Tate: I think Ronda had a huge part in it. I kinda think of her as she was given a platform, and she was able to do great things with it, including her marketing team and what not. Had Ronda come along six years ago, do I think she would be where she is today? Absolutely not, because there wasn't the kind of respect for women's MMA yet. That's something that has been in the works for a long time.
She came around at the right time with the right opportunity, and also I really believe that there wasn't really any other fight matchup for her other than mine at that point in time that would have garnered her that attention. So, I think that if I hadn't been there to play the devil's advocate or vice-versa to hype the fight along with her, then she wouldn't have found as much success. There's definitely more that goes into besides what Ronda has done, but with what she has, she's done well.
Why is Cris Cyborg on your list?
Tate: Well, Cyborg is the first woman to headline a major Strikeforce promotion in history, and her and Gina broke the record and held the record viewership and interest. She's so strong and so powerful that people kind of want to watch her out of pure fascination. That and she just brutally dominates girls. There's a certain shock value to her, that's for sure.
How has her testing positive for steroids hurt Cyborg in that respect?
Tate: It's not just for her, but it hurts all of women's MMA, you know? It hurts her, not only because she was suspended for a year, but she's not able to push women's MMA into the limelight whatsoever. If anything, her popping positive was somewhat detrimental to women's MMA because it gives it maybe a bad rap, that maybe women can't be successful or that they feel like they have to take certain illegal performance-enhancing drugs. Those are the top things that come into my head.
How do her accomplishments outweigh what she did and keep her in your top five?
Tate: I think she's one of the most wide-recognized female mixed martial artists, and for that reason, she really exploded on the MMA scene as this powerhouse. She took out Gina Carano, who at the time was at the time, the face of women's MMA. Whether you love her or hate her, most people know who she is.
Why is Gina Carano one of your MMA pioneers?
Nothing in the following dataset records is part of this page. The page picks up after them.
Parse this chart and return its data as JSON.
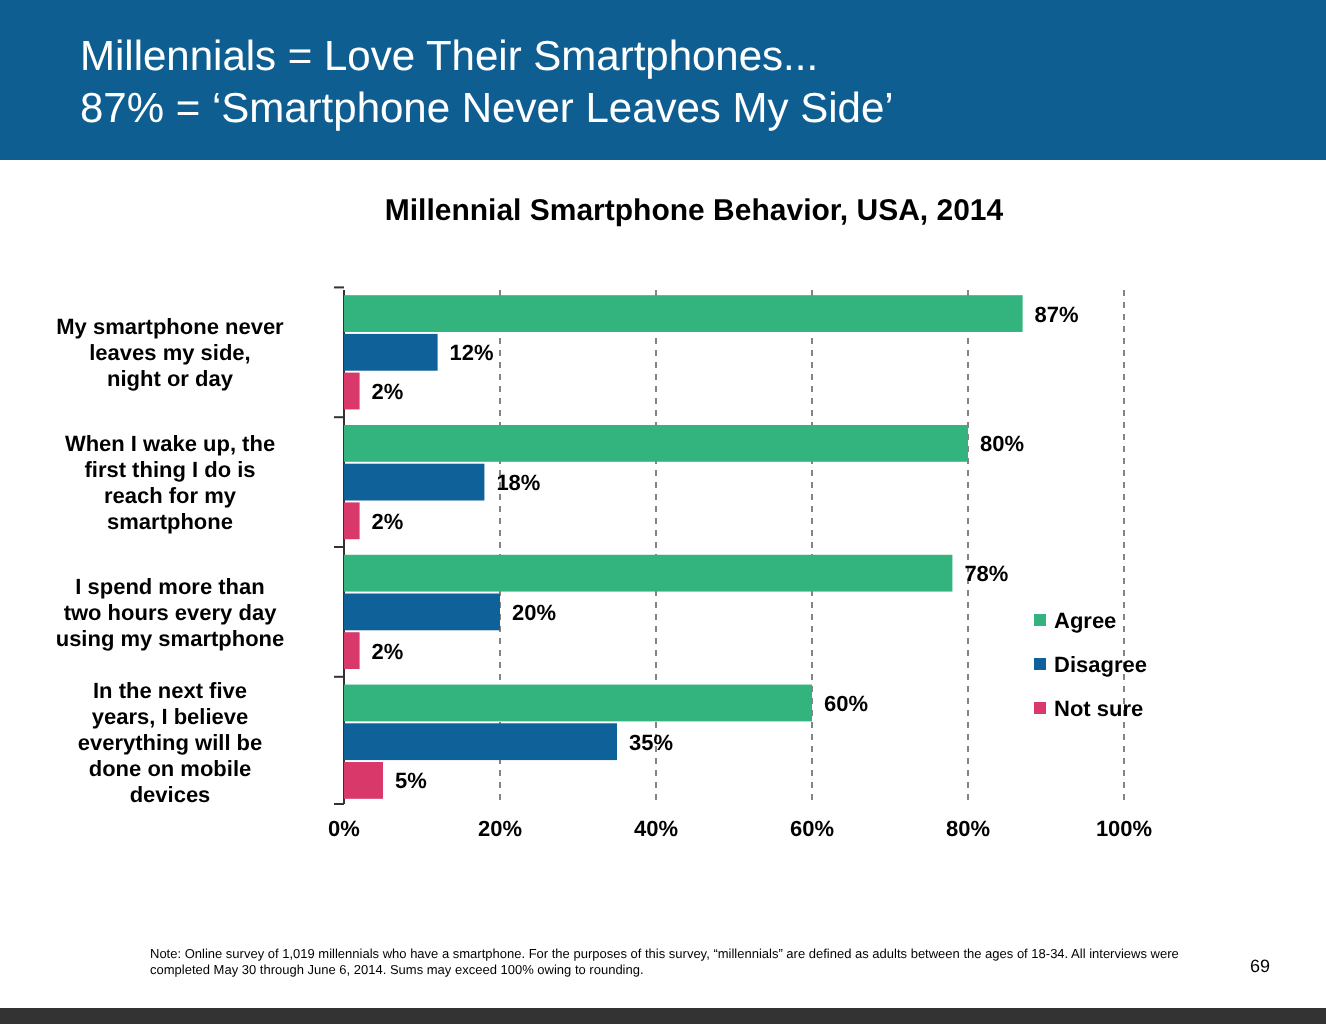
{
  "chart_data": {
    "type": "bar",
    "orientation": "horizontal",
    "title": "Millennials = Love Their Smartphones...\n87% = ‘Smartphone Never Leaves My Side’",
    "subtitle": "Millennial Smartphone Behavior, USA, 2014",
    "categories": [
      "My smartphone never leaves my side, night or day",
      "When I wake up, the first thing I do is reach for my smartphone",
      "I spend more than two hours every day using my smartphone",
      "In the next five years, I believe everything will be done on mobile devices"
    ],
    "series": [
      {
        "name": "Agree",
        "color": "#33b37d",
        "values": [
          87,
          80,
          78,
          60
        ],
        "value_labels": [
          "87%",
          "80%",
          "78%",
          "60%"
        ]
      },
      {
        "name": "Disagree",
        "color": "#0e6199",
        "values": [
          12,
          18,
          20,
          35
        ],
        "value_labels": [
          "12%",
          "18%",
          "20%",
          "35%"
        ]
      },
      {
        "name": "Not sure",
        "color": "#d9396a",
        "values": [
          2,
          2,
          2,
          5
        ],
        "value_labels": [
          "2%",
          "2%",
          "2%",
          "5%"
        ]
      }
    ],
    "xlim": [
      0,
      100
    ],
    "xticks": [
      {
        "value": 0,
        "label": "0%"
      },
      {
        "value": 20,
        "label": "20%"
      },
      {
        "value": 40,
        "label": "40%"
      },
      {
        "value": 60,
        "label": "60%"
      },
      {
        "value": 80,
        "label": "80%"
      },
      {
        "value": 100,
        "label": "100%"
      }
    ],
    "grid": "x",
    "legend": "bottom right",
    "annotations": [
      "Note: Online survey of 1,019 millennials who have a smartphone. For the purposes of this survey, “millennials” are defined as adults between the ages of 18-34. All interviews were completed May 30 through June 6, 2014. Sums may exceed 100% owing to rounding.",
      "69"
    ]
  }
}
Tate: I think she's a great role model for all women coming into the sport. She fought hard; she fought well. She was pretty; she was polite. She spoke well. I think she really embodies what a true mixed martial artist should be.
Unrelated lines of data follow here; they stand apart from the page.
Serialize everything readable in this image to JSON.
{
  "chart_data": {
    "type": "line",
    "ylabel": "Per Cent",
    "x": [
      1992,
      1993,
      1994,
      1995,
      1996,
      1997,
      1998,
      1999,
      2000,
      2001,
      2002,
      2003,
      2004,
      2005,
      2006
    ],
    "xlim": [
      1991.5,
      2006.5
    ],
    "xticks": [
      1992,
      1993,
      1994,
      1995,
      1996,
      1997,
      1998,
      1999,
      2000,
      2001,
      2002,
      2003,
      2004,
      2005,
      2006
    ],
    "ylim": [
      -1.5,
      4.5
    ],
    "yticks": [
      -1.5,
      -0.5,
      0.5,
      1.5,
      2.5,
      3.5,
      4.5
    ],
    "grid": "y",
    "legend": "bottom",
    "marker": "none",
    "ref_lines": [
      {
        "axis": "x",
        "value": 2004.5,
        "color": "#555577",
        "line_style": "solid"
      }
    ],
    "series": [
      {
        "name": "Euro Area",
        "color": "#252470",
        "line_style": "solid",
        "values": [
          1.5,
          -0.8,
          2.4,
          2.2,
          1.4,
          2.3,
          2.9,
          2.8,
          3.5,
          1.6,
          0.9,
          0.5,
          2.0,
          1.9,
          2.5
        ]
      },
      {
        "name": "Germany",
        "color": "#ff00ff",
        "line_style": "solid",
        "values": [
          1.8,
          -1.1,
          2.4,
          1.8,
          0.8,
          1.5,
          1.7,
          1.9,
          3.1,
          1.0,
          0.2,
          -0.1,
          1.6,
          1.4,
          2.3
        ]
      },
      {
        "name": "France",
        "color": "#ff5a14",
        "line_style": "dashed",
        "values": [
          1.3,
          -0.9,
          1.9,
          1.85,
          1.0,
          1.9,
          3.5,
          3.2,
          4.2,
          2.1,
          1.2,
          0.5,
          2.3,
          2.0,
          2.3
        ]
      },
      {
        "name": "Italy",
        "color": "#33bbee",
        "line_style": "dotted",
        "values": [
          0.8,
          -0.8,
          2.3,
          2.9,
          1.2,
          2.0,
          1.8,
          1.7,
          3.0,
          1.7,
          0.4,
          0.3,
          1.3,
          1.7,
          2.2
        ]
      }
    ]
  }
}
And finally, why is Marloes Coenen one of your top five?
Tate: Marloes because she's probably been doing it longer than almost any female mixed martial artist I can think of. She fought Cyborg, and I think she gave her one of her most competitive fights. Then she dropped down to 135, and she captured that title for Strikeforce. Then she and I fought. We had a good battle, and even though I won, I still have a lot of respect for her as a fighter. I think she's great. Her record's great, and she's always been a good role model.
She's one of those ladies who doesn't get the most recognition, but to me as someone who is so involved in the sport and has followed women's MMA, when I started, I felt like she was where I am now. She's someone who I aspired to be like, even way back then. She's really put a lot into this sport, and for that, I really do admire her.
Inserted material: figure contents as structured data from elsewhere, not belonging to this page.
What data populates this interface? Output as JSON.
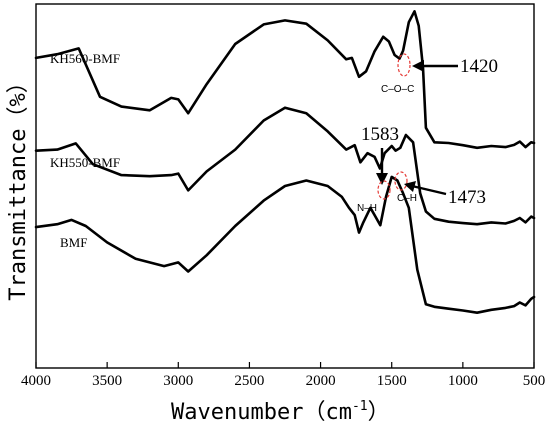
{
  "chart_data": {
    "type": "line",
    "title": "",
    "xlabel": "Wavenumber（cm",
    "xlabel_sup": "-1",
    "xlabel_close": "）",
    "ylabel": "Transmittance（%）",
    "xlim": [
      4000,
      500
    ],
    "x_reversed": true,
    "y_ticks_shown": false,
    "x_ticks": [
      4000,
      3500,
      3000,
      2500,
      2000,
      1500,
      1000,
      500
    ],
    "x_tick_labels": [
      "4000",
      "3500",
      "3000",
      "2500",
      "2000",
      "1500",
      "1000",
      "500"
    ],
    "grid": false,
    "series": [
      {
        "name": "KH560-BMF",
        "points": [
          [
            4000,
            0.852
          ],
          [
            3850,
            0.862
          ],
          [
            3700,
            0.878
          ],
          [
            3550,
            0.745
          ],
          [
            3400,
            0.718
          ],
          [
            3200,
            0.708
          ],
          [
            3050,
            0.742
          ],
          [
            3000,
            0.738
          ],
          [
            2930,
            0.7
          ],
          [
            2800,
            0.78
          ],
          [
            2600,
            0.89
          ],
          [
            2400,
            0.944
          ],
          [
            2250,
            0.955
          ],
          [
            2100,
            0.946
          ],
          [
            1950,
            0.9
          ],
          [
            1820,
            0.848
          ],
          [
            1780,
            0.852
          ],
          [
            1730,
            0.8
          ],
          [
            1680,
            0.815
          ],
          [
            1620,
            0.87
          ],
          [
            1560,
            0.91
          ],
          [
            1520,
            0.897
          ],
          [
            1480,
            0.86
          ],
          [
            1445,
            0.85
          ],
          [
            1420,
            0.872
          ],
          [
            1380,
            0.95
          ],
          [
            1340,
            0.98
          ],
          [
            1310,
            0.94
          ],
          [
            1280,
            0.825
          ],
          [
            1260,
            0.66
          ],
          [
            1200,
            0.62
          ],
          [
            1100,
            0.618
          ],
          [
            1000,
            0.612
          ],
          [
            900,
            0.605
          ],
          [
            800,
            0.61
          ],
          [
            700,
            0.607
          ],
          [
            640,
            0.613
          ],
          [
            600,
            0.622
          ],
          [
            560,
            0.607
          ],
          [
            520,
            0.62
          ],
          [
            500,
            0.618
          ]
        ]
      },
      {
        "name": "KH550-BMF",
        "points": [
          [
            4000,
            0.597
          ],
          [
            3850,
            0.6
          ],
          [
            3720,
            0.617
          ],
          [
            3600,
            0.56
          ],
          [
            3400,
            0.53
          ],
          [
            3200,
            0.527
          ],
          [
            3050,
            0.53
          ],
          [
            3000,
            0.534
          ],
          [
            2930,
            0.488
          ],
          [
            2800,
            0.54
          ],
          [
            2600,
            0.6
          ],
          [
            2400,
            0.68
          ],
          [
            2250,
            0.715
          ],
          [
            2100,
            0.7
          ],
          [
            1950,
            0.65
          ],
          [
            1820,
            0.6
          ],
          [
            1760,
            0.612
          ],
          [
            1720,
            0.565
          ],
          [
            1670,
            0.59
          ],
          [
            1620,
            0.58
          ],
          [
            1583,
            0.548
          ],
          [
            1550,
            0.59
          ],
          [
            1500,
            0.61
          ],
          [
            1473,
            0.597
          ],
          [
            1440,
            0.605
          ],
          [
            1400,
            0.64
          ],
          [
            1350,
            0.62
          ],
          [
            1300,
            0.48
          ],
          [
            1260,
            0.43
          ],
          [
            1200,
            0.41
          ],
          [
            1100,
            0.402
          ],
          [
            1000,
            0.398
          ],
          [
            900,
            0.395
          ],
          [
            800,
            0.4
          ],
          [
            700,
            0.397
          ],
          [
            640,
            0.404
          ],
          [
            600,
            0.412
          ],
          [
            560,
            0.4
          ],
          [
            520,
            0.416
          ],
          [
            500,
            0.412
          ]
        ]
      },
      {
        "name": "BMF",
        "points": [
          [
            4000,
            0.387
          ],
          [
            3850,
            0.395
          ],
          [
            3750,
            0.407
          ],
          [
            3650,
            0.39
          ],
          [
            3500,
            0.345
          ],
          [
            3300,
            0.3
          ],
          [
            3100,
            0.28
          ],
          [
            3000,
            0.29
          ],
          [
            2930,
            0.265
          ],
          [
            2800,
            0.31
          ],
          [
            2600,
            0.39
          ],
          [
            2400,
            0.46
          ],
          [
            2250,
            0.5
          ],
          [
            2100,
            0.515
          ],
          [
            1950,
            0.5
          ],
          [
            1850,
            0.47
          ],
          [
            1800,
            0.44
          ],
          [
            1760,
            0.42
          ],
          [
            1730,
            0.372
          ],
          [
            1700,
            0.4
          ],
          [
            1650,
            0.44
          ],
          [
            1620,
            0.42
          ],
          [
            1580,
            0.392
          ],
          [
            1540,
            0.47
          ],
          [
            1500,
            0.525
          ],
          [
            1460,
            0.515
          ],
          [
            1420,
            0.48
          ],
          [
            1380,
            0.44
          ],
          [
            1320,
            0.27
          ],
          [
            1260,
            0.175
          ],
          [
            1200,
            0.168
          ],
          [
            1100,
            0.163
          ],
          [
            1000,
            0.158
          ],
          [
            900,
            0.152
          ],
          [
            800,
            0.16
          ],
          [
            700,
            0.165
          ],
          [
            640,
            0.17
          ],
          [
            600,
            0.18
          ],
          [
            560,
            0.172
          ],
          [
            520,
            0.19
          ],
          [
            500,
            0.195
          ]
        ]
      }
    ],
    "annotations": {
      "peak_1420": "1420",
      "peak_1583": "1583",
      "peak_1473": "1473",
      "bond_coc": "C–O–C",
      "bond_nh": "N–H",
      "bond_ch": "C–H"
    },
    "colors": {
      "line": "#000000",
      "ellipse": "#e53935"
    }
  }
}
Why isn't Tara LaRosa in your list of top five women's MMA pioneers?
Tate: She's one of the pioneers, for sure, but I don't think she's meant as much for the sport as she could have. Most people don't know who she is, and when she starts talking, most people don't want to listen because what comes out of her mouth just doesn't sound – I don't know. People just don't want to hear her talk. I don't think her fights are the most exciting.
I give her credit for being one of the pioneers of women's MMA for sure. But being in the top five, I don't think she's been able to do as much for the sport. Regardless of her record and what she's done herself, she hasn't drawn the right attention to the sport.